ARCHIVED COMMENTARY
Using Newmont
To Nail a Bottom
For edition of January 06, 2005
Some of you evidently can’t wait to jump on the gold stocks even though they remain in the throes of a fairly severe correction. For those eager to buy something…anything, we can greatly simplify and perhaps enhance the timing of your intended plunge by closely monitoring two mining-sector bellwethers: Newmont and the AMEX Gold Bugs Index (HUI). Both have sold off quite sharply since peaking around Thanksgiving, but both have further to go before reaching their respective minimum downside targets. The good news is that the targets are not far off. Newmont ended yesterday’s session at 41.67, a bit less than $2 above the nearest hidden pivot of significance, 39.72; and the HUI stood at 201.76, which is 2.92 points above its most immediate target, 198.84.

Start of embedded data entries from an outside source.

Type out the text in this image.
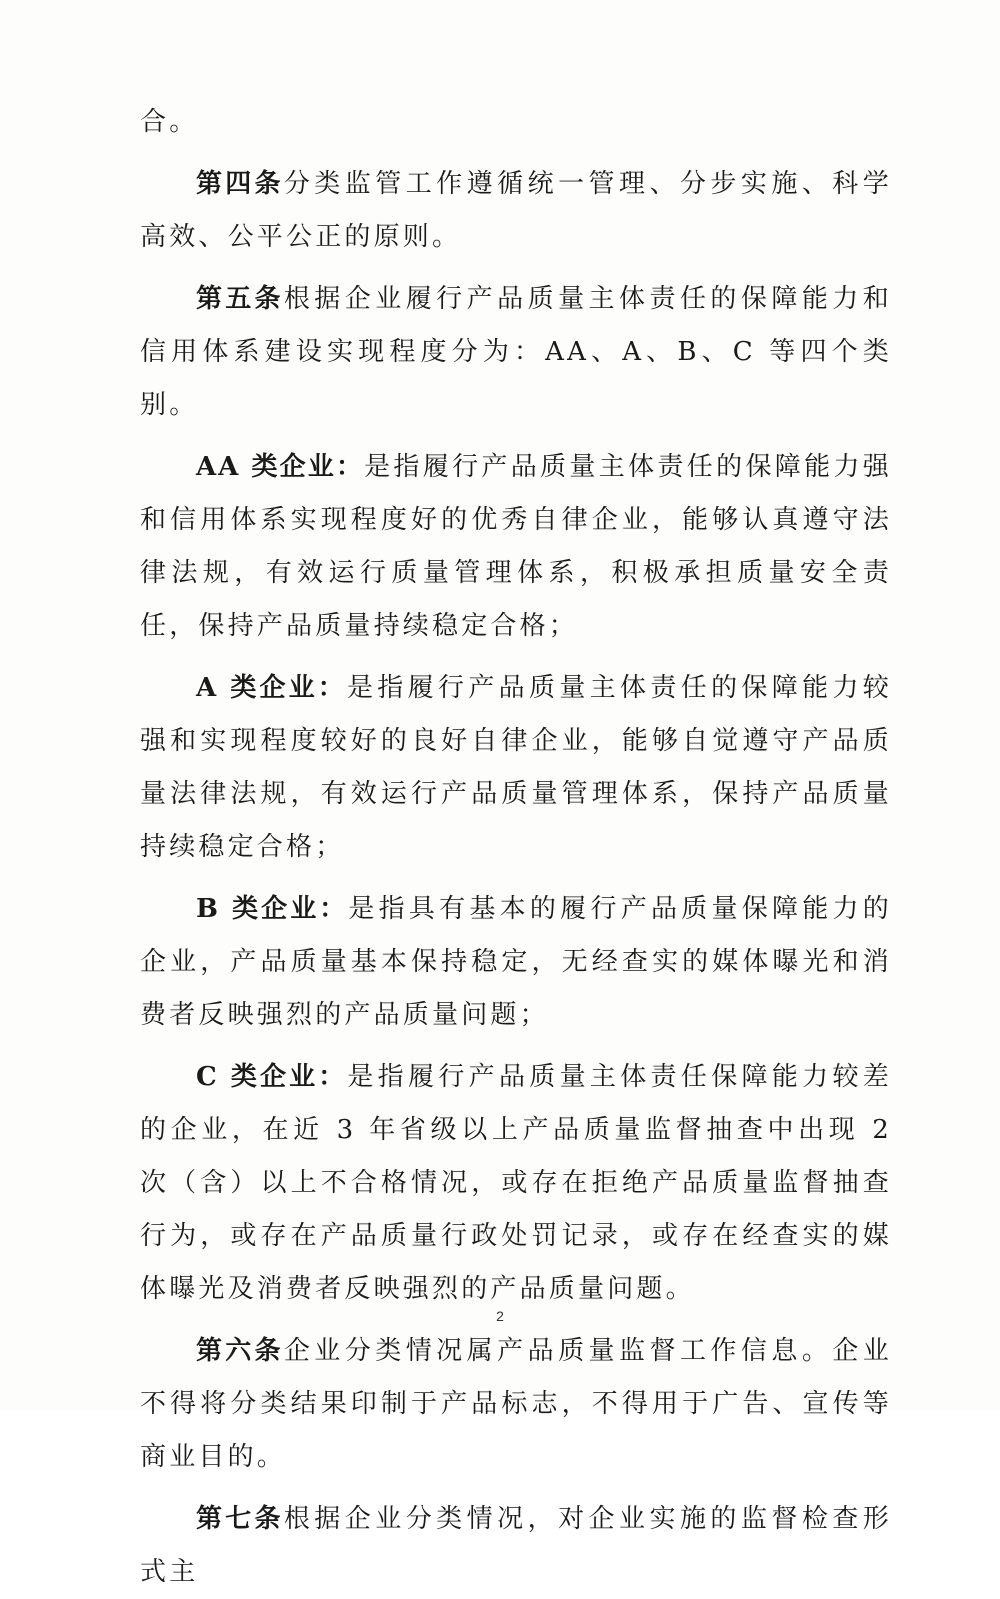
合。

第四条分类监管工作遵循统一管理、分步实施、科学高效、公平公正的原则。

第五条根据企业履行产品质量主体责任的保障能力和信用体系建设实现程度分为：AA、A、B、C 等四个类别。

AA 类企业：是指履行产品质量主体责任的保障能力强和信用体系实现程度好的优秀自律企业，能够认真遵守法律法规，有效运行质量管理体系，积极承担质量安全责任，保持产品质量持续稳定合格；

A 类企业：是指履行产品质量主体责任的保障能力较强和实现程度较好的良好自律企业，能够自觉遵守产品质量法律法规，有效运行产品质量管理体系，保持产品质量持续稳定合格；

B 类企业：是指具有基本的履行产品质量保障能力的企业，产品质量基本保持稳定，无经查实的媒体曝光和消费者反映强烈的产品质量问题；

C 类企业：是指履行产品质量主体责任保障能力较差的企业，在近 3 年省级以上产品质量监督抽查中出现 2 次（含）以上不合格情况，或存在拒绝产品质量监督抽查行为，或存在产品质量行政处罚记录，或存在经查实的媒体曝光及消费者反映强烈的产品质量问题。

第六条企业分类情况属产品质量监督工作信息。企业不得将分类结果印制于产品标志，不得用于广告、宣传等商业目的。

第七条根据企业分类情况，对企业实施的监督检查形式主

2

I am making no guarantees that sellers will go into hibernation when these numbers are reached. Indeed, that is why the speculative bids we’ve placed for Newmont and several other mining stocks are tied to tight stops. In any event, NEM looks somewhat more likely than the HUI to bounce precisely where predicted. Whatever Newmont does, though, we should view it in relationship to the HUI, which, as I’ve noted, could fall to as low as 184.65 if the pivot at 198.84 fails to turn it around. My general advice to anyone eager to augment his or her stake in bullion assets is to use the target in Newmont for timing purposes. This means that you should buy whatever it is that you’ve been itching to buy, but not before NEM trades at 39.72 (give or take two cents). Alternatively, you could use the 422.30 target I’ve proffered for February mini-gold. But keep in mind that this is no time to bet the farm. Any buying should be done with a tight stop-loss and with proper deference to risk --hardly negligible right now, given that the dollar is in a rally long overdue.